Manhattan´s skyline, dominated by world-famous skyscrapers housing the headquarters of countless corporations and the US branches of many a multinational company, is among the most famous on the whole globe. It will be familiar to everybody thinking of relocating to New York.
The UN headquarters, the Empire State Building, the Chrysler Building, and Wall Street are probably among Manhattan´s most defining features. But the borough also has an abundance of cultural attractions, such as the Guggenheim Museum and the Museum of Modern Art, the Lincoln Center for the Performing Arts, and Broadway.

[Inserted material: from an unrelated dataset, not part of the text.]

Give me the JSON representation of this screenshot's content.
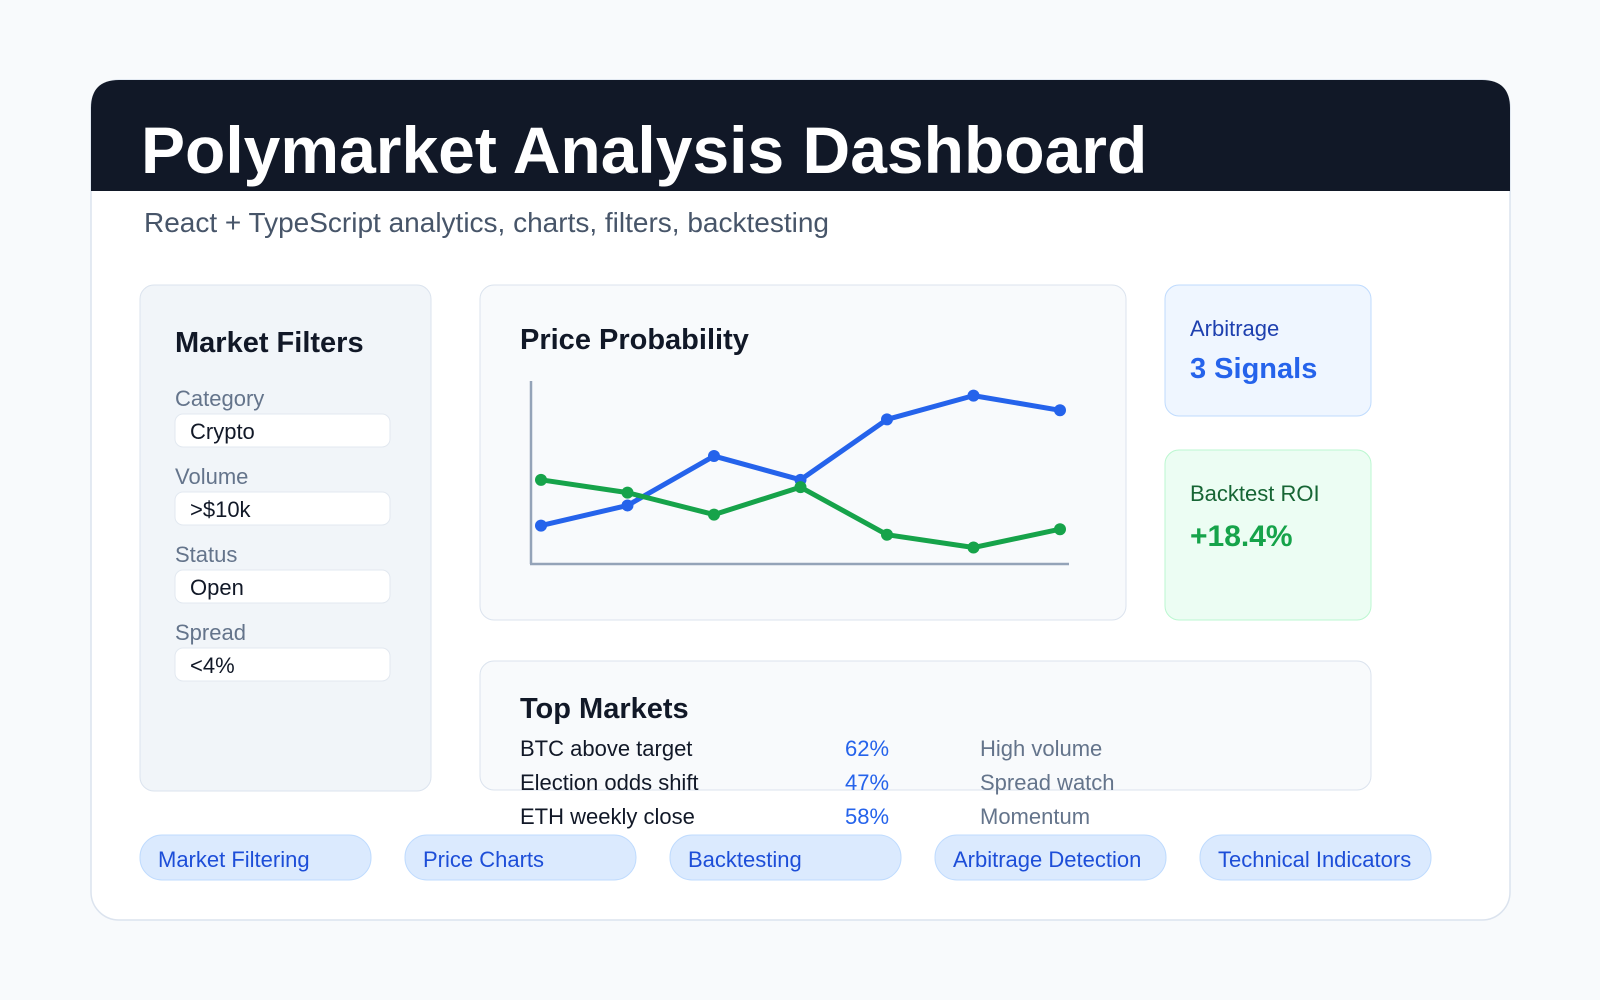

It is densely populated and not the most popular borough among families. However, Manhattan neighborhoods such as the Lower East Side and the East Village rank comparatively high in “livability” indexes. They mainly attract a youngish crowd of bohemians and professionals who value the exciting nightlife of the area.
Tribeca scores high in many categories such as good public schools, fantastic transport links and very low crime rates. It is thus an attractive option for families in Manhattan, although only the wealthiest can afford to live there.
Brooklyn and Queens
Brooklyn is the most populous borough and home to people of various cultural, social and ethnic backgrounds. It boasts its very own arts scene, a great deal of noteworthy architecture as well as Coney Island, one of the oldest amusements parks in the country, located on Brooklyn´s long beachfront.
Some neighborhoods recommended for families are Park Slope, Cobble Hill, and Boerum Hill, all of which have low crime statistics, a lot of green spaces and good public schools. While prices for accommodation are not cheap, they reflect good value for money.
Queens is the largest borough in terms of surface area and the most ethnically diverse community in the whole country. The growing population is a good indicator for the popularity of Queens’ mostly residential and middle class neighborhoods, among them Sunny Side, Woodside, and Jackson Heights. Queens is also home to two of New York´s international airports, the John F. Kennedy Airport and La Guardia Airport.
Bronx and Staten Island
Despite numerous new development projects and an ongoing regeneration process, the Bronx is probably still the least desirable borough to live in. Arguably most famous for being the cradle of hip hop and rap, the Bronx still has a vibrant street culture.
The median household income is lower than elsewhere in New York, and the quality of housing can vary greatly. However, the derelict facades of abandoned buildings, which were such a common sight in the 1980s, are now a thing of the past. Among the more attractive neighborhoods are Riverdale and Co-op City, but commutes to Manhattan are long.
Staten Island is the most suburban of New York´s boroughs. Public transport in general is below average. The subway does not operate there and the only mass transit linking Staten Island to Manhattan is the free Staten Island ferry, popular with commuters and tourists alike. Due to their proximity to Manhattan, neighborhoods like West New Brighton or St George on the North Shore are particularly desirable.